Garden Lifestyle

When Blight Wipes Out Your Tomatoes, Eat Beans

Like investors, gardeners should diversify their portfolios. So when the tomato "market" crashes, you will still have something fresh to eat.

In mid-September 2008, the leaves were brown, but the tomatoes were fine.
Photo/Illustration: Ruth Dobsevage

What a summer it has been in the Northeast! It’s mid-August, and the lawns are lush and green. That’s because it’s rained nearly every day, mostly torrential downpours, and the temperature has rarely topped 90° (or even 85°). What does this mean for the vegetable garden? In my case, early onset late blight. My towering tomato vines that just a few weeks ago were laden with flowers and fruit are starting to succumb, as leaf browning moves up the stem. Fruits turn a sickly brown, with patches of fuzzy white.

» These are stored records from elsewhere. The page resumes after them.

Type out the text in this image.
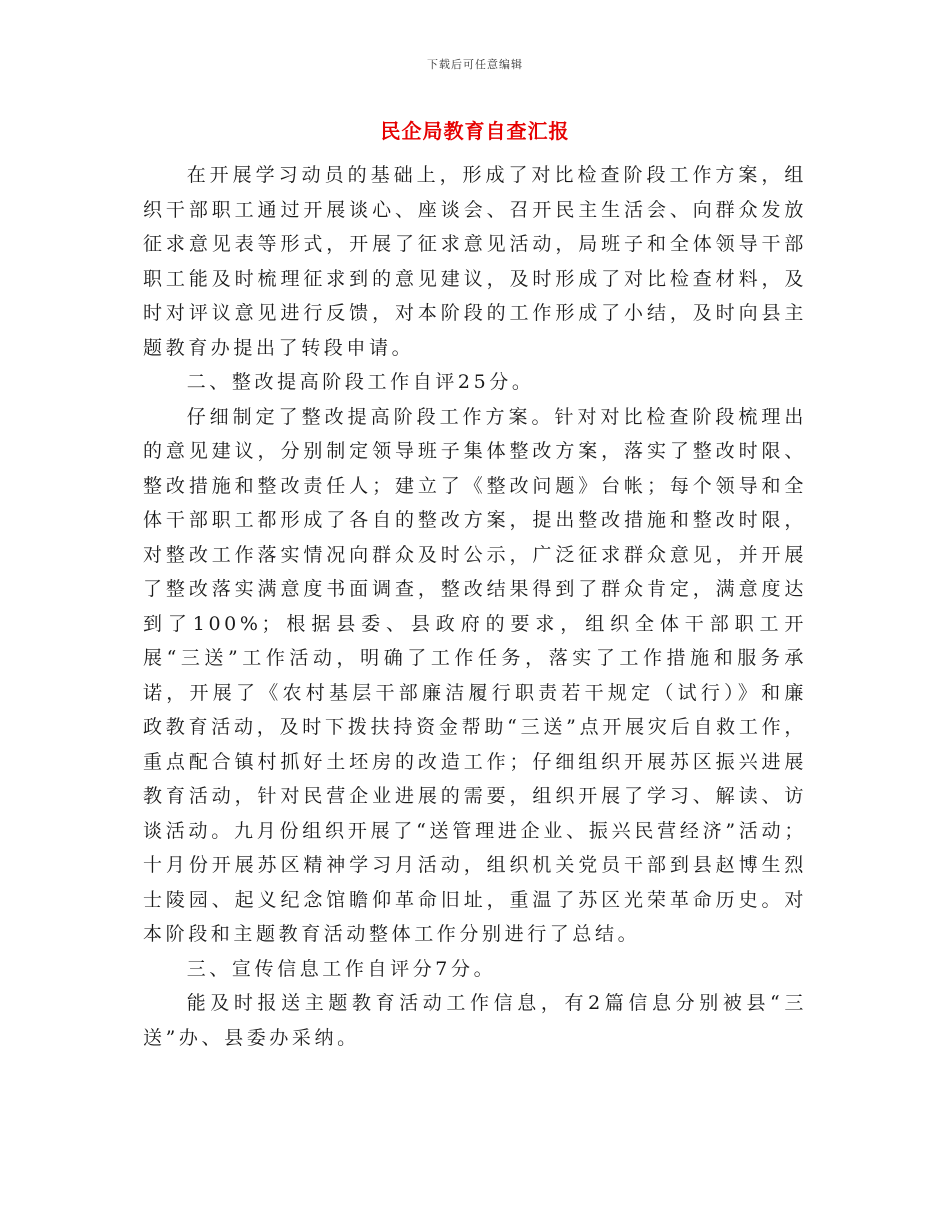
下载后可任意编辑
民企局教育自查汇报

在开展学习动员的基础上，形成了对比检查阶段工作方案，组织干部职工通过开展谈心、座谈会、召开民主生活会、向群众发放征求意见表等形式，开展了征求意见活动，局班子和全体领导干部职工能及时梳理征求到的意见建议，及时形成了对比检查材料，及时对评议意见进行反馈，对本阶段的工作形成了小结，及时向县主题教育办提出了转段申请。

二、整改提高阶段工作自评25分。

仔细制定了整改提高阶段工作方案。针对对比检查阶段梳理出的意见建议，分别制定领导班子集体整改方案，落实了整改时限、整改措施和整改责任人；建立了《整改问题》台帐；每个领导和全体干部职工都形成了各自的整改方案，提出整改措施和整改时限，对整改工作落实情况向群众及时公示，广泛征求群众意见，并开展了整改落实满意度书面调查，整改结果得到了群众肯定，满意度达到了100%；根据县委、县政府的要求，组织全体干部职工开展“三送”工作活动，明确了工作任务，落实了工作措施和服务承诺，开展了《农村基层干部廉洁履行职责若干规定（试行）》和廉政教育活动，及时下拨扶持资金帮助“三送”点开展灾后自救工作，重点配合镇村抓好土坯房的改造工作；仔细组织开展苏区振兴进展教育活动，针对民营企业进展的需要，组织开展了学习、解读、访谈活动。九月份组织开展了“送管理进企业、振兴民营经济”活动；十月份开展苏区精神学习月活动，组织机关党员干部到县赵博生烈士陵园、起义纪念馆瞻仰革命旧址，重温了苏区光荣革命历史。对本阶段和主题教育活动整体工作分别进行了总结。

三、宣传信息工作自评分7分。

能及时报送主题教育活动工作信息，有2篇信息分别被县“三送”办、县委办采纳。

Last week, I managed to salvage enough unaffected tomatoes (Juliets) to assemble a small tomato salad. I savored it, knowing that there wouldn’t be many more this year, and certainly not enough to stew and freeze for use during the winter.

This following morning, hoping to cut my losses and salvage something from my tomato patch, I headed out to the garden with pruners and a big black plastic bag. I ripped out 10 diseased plants and clipped off affected fruit from several others. Blighted plants should not be composted, so these will be headed to the dump.

What’s the lesson here?
You can control only so much in your garden. Even if you follow best practices for amending the soil, starting seeds, weeding, watering, and managing pests and diseases, success is not guaranteed. One of the things you cannot control is the weather.

Every year, some crops do better than others, and that’s a really good reason to diversify your plantings. Instead of growing a lot of one thing, grow smaller amounts of several vegetables (or several varieties of the same vegetable). Gradually you’ll figure out what usually does well in your garden and what your family likes to eat.

This summer, lettuce, parsley, greens, beets, mint, green and yellow bush beans, blueberries and blackberries have been fantastic. Squash and cukes are lagging. Basil is small, but decent. Strawberries were not so great. And tomatoes, well, we’ve already discussed them, and the topic is too painful to revisit. So there won’t be much gazpacho this year, but there will be borscht. And fruit cobbler. And pesto.

Next year might be better, might be worse. It will almost certainly be different.